Opening arguments are scheduled to get underway this morning in the trial of a Florida man who vanished after being accused of running a bogus $100 million U.S. Navy veterans charity, and using some of the proceeds for political donations to high-ranking politicians including former President George W. Bush.
The defendant, a mustachioed man who called himself "commander" and who went by the name Bobby Thompson, intends to argue that his charity operation was blessed by the CIA as part of an elaborate plot to court political support, his lawyer says. Prosecutors say he's just a con artist with a big imagination.
Thompson has been held on charges of running a sham foundation, of absconding with donations meant for vets, and of hiding under a series of stolen identities as he fled. The trial promises to be the latest dramatic chapter in a saga of intrigue that began to unfold three years ago when questions first surfaced about the U.S. Navy Veterans Association.
Over the past three years, ABC News chronicled Bobby Thompson's curious case – his abrupt disappearance, the manhunt that led to his capture, and the puzzle that surrounded his identity – a mystery made all the more unsettling by his ability to gain access to the White House for an event with President Bush, and to pose for photographs with political leaders including Sen. John McCain and House Speaker John Boehner.
It was a tale ripped from Hollywood. U.S. Marshals who finally caught him believe Thompson modeled his life after the famous imposter from the blockbuster "Catch Me If You Can." A copy of the Leonardo DiCaprio movie was among the few personal possessions he kept at a Portland boarding house.
Prosecutors told ABC News they believe when they lay out the case against the man, whose real name was eventually revealed to be John Donald Cody, a jury will find it boils down to a simple set of facts.
"A man that had no other source of income, had no job, no nothing … and as soon as questions are asked, he disappears with a suitcase?" said prosecutor Brad Tammaro of the Ohio Attorney General's office. "If I don't have a job other than as a trustee for this charity, and then I end up with a million dollars in a suitcase somewhere, there's the conclusion right there."
But Cody's lawyer says that as the case unfolds in a Cleveland courtroom over the next several weeks, his client plans for the first time to explain the real reason he ran the U.S. Navy Veterans Association, and the true story behind his flight from the law under a series of assumed identities. Defense lawyer Joseph Patituce says his client will explain that the entire enterprise was run with the blessing and financing of the Central Intelligence Agency.
"He's legitimately some form of American intelligence," Patituce said, adding that his client is "not a kook."

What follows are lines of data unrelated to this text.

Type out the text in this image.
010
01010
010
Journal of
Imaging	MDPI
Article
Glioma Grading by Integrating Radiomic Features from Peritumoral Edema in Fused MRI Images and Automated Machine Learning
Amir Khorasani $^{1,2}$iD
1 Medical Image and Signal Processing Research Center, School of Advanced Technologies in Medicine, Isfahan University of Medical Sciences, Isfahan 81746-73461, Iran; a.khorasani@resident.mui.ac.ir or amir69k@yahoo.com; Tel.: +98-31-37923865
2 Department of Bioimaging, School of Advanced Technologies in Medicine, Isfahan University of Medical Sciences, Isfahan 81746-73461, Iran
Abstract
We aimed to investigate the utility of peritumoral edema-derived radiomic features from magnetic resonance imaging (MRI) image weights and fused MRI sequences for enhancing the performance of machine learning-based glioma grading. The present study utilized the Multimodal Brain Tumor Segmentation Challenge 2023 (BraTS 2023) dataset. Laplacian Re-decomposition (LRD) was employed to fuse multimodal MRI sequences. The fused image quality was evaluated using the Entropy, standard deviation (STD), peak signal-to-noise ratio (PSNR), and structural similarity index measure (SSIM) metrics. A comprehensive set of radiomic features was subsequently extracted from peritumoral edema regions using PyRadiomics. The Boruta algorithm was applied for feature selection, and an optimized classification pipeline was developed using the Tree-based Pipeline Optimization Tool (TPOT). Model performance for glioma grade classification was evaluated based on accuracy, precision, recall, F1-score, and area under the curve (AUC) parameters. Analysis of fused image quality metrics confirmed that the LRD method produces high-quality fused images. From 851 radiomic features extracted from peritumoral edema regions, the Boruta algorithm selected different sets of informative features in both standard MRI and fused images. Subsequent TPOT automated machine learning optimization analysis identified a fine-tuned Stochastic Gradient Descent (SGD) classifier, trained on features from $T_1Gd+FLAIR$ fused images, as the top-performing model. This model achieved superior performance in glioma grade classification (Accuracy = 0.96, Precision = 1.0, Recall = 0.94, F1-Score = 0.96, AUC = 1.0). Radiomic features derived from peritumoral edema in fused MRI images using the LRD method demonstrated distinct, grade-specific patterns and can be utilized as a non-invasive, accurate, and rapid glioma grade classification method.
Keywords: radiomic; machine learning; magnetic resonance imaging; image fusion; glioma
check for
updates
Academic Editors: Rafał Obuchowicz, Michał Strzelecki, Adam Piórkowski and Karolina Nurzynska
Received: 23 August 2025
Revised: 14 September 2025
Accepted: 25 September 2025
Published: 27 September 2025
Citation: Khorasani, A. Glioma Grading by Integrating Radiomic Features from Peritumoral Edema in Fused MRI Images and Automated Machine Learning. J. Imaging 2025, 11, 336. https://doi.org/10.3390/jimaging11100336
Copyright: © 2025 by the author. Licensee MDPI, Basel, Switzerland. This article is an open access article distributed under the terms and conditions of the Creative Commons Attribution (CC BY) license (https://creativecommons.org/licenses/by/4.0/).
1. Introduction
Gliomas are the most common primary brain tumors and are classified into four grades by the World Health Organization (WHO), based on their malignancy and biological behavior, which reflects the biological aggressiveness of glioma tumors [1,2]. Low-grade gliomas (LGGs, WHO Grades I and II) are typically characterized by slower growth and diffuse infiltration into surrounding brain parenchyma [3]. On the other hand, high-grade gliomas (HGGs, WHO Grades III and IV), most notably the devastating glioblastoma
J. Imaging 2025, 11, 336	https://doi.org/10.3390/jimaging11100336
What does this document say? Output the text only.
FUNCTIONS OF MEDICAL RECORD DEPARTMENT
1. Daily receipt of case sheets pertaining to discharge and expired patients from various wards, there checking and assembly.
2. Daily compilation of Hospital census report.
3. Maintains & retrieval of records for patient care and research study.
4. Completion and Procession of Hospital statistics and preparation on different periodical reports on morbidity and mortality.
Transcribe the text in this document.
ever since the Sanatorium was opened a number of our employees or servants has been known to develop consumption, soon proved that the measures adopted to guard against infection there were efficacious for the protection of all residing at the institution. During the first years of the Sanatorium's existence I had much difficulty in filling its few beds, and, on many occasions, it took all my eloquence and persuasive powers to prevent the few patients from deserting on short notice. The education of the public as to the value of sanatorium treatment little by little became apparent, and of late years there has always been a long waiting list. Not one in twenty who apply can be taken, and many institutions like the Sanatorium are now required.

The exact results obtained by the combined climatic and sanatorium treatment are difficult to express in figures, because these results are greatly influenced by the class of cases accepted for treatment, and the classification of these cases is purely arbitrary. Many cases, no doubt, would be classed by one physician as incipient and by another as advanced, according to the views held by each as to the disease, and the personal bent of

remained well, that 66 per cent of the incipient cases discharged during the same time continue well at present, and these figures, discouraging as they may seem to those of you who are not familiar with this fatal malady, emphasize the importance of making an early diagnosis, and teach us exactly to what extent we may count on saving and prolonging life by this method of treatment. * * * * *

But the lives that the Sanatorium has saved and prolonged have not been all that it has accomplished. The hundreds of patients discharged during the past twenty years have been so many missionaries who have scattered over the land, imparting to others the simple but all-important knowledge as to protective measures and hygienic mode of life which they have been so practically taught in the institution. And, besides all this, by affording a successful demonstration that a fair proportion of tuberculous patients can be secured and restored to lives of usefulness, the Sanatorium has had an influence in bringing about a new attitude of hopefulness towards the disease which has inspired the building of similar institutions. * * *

Cody's biography appears to offer hints of past work with the intelligence community – he carries a degree from Harvard Law School and was documented to have done a stint in military intelligence. And when he was ultimately identified by U.S. Marshals, it was in part because he had appeared on an FBI most wanted poster in connection to a decades-old charge of espionage.
The trial will offer Cody the first opportunity to explain how those details from his past tie in to the veterans charity he ran from a Tampa, Florida townhouse under a false name. Patituce said his client has told him the CIA had blessed the charitable operation as a means of raising money to donate to prominent politicians.
"According to my client, they were starting to look into programs and policies that would help strengthen [the] intelligence community," Patituce said.
Patituce said his client was also expecting U.S. intelligence officials to bail him out of trouble after U.S. Marshals tracked him down in Portland, Oregon and brought him back to Cleveland to face the state fraud charges.
"He assumed that's what was going to happen," Patituce said. "That he would be pulled out of this by the people handling him."
That is why, the lawyer said, Cody repeatedly refused to identify himself when he was finally captured – signing his name only as "Mr. X" when he was checked into a Cleveland jail.
Prosecutors are, to say the least, skeptical of Cody's assertions.
"I think there's as much evidence of that as he is a NASA astronaut," Tamarro said.